On the flip side of that same work, researchers also found that highly empathetic people – a character trait sometimes associated with lower T – favoured mellower tunes. Pop fans meanwhile were usually extroverts, which explains the shameless carnage that goes down the instant the Macarena hits.

This area probably needs more work before we can say for sure.  However studies continue to throw some pretty quirky results.

A poll by Britain’s Channel 4 for instance, recently found the song ‘No Diggity’ by Blackstreet is a particular favorite of psychopaths.

Presumably because ‘No diggity, you’ve got to bag it up’ is the perfect soundtrack for the bagging up of dismembered human limbs.

Closing the show

For the record, if you’re thinking of naturally upping your T, but like your iPod just fine as it is, don’t worry. As Urs Nater from the University of Vienna, Austria, points out,

“Testosterone is probably one tiny aspect of what music preference constitutes.”

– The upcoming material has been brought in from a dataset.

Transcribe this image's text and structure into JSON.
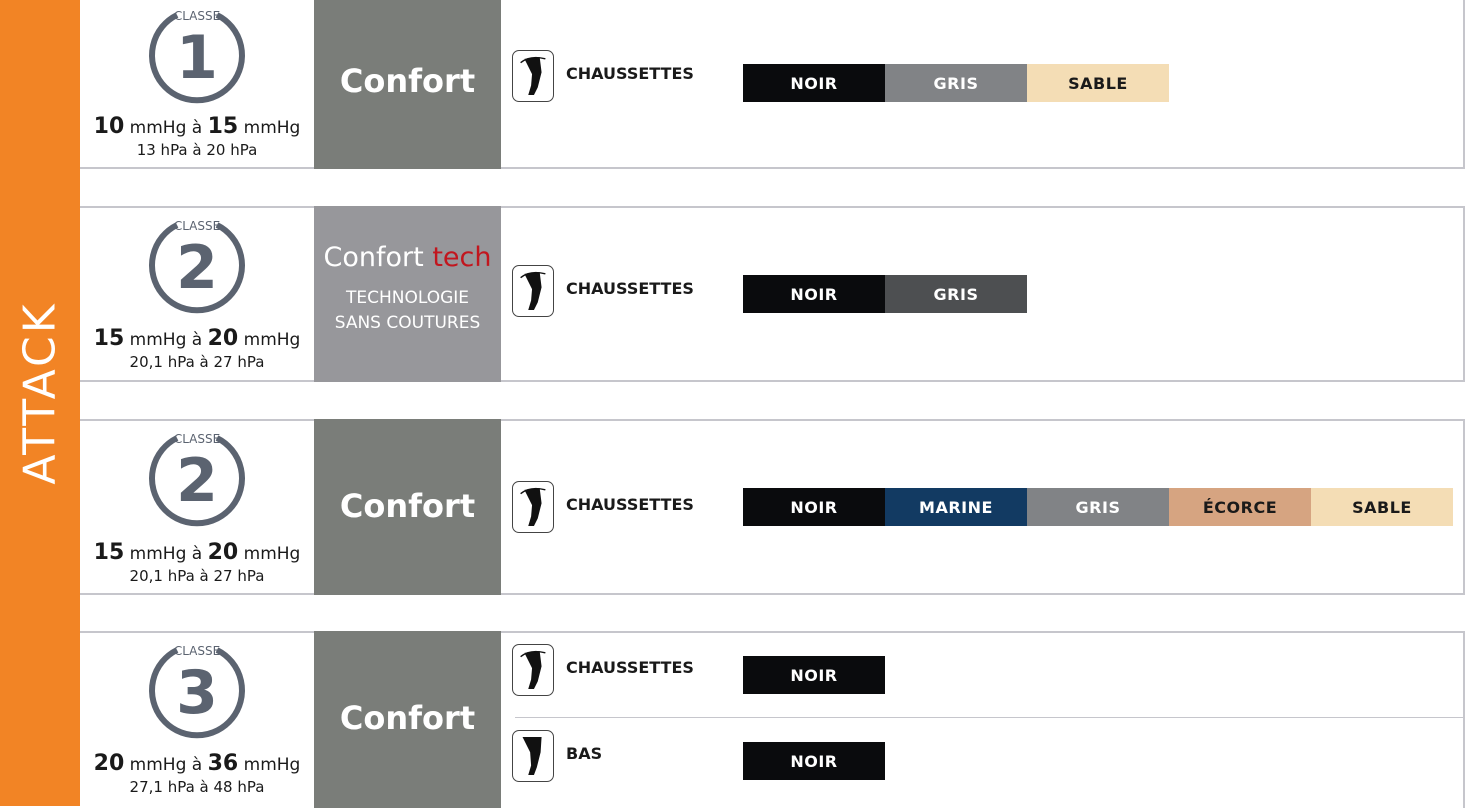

So relax, naturally improving your performance, physique, health and happiness doesn’t come at the cost of a new CD collection. You’re not going to suddenly swap Mozart for Mötley Crüe just because you’re in better shape.

Remember this is just a single study so far. One which I’ve got my own questions for frankly.

First off, if all jazz fans have low T, explain those brutal Jazzercise classes. Secondly, if all guys with high T don’t like classical music, why does the most famous bodybuilder of them all, Arnold Schwarzenegger, give a random shout out to 19th century composer Johann Sebastian Bach in the middle of Terminator?

Answer me that, Hirokazu Doi and Kazuyuki Shinohara!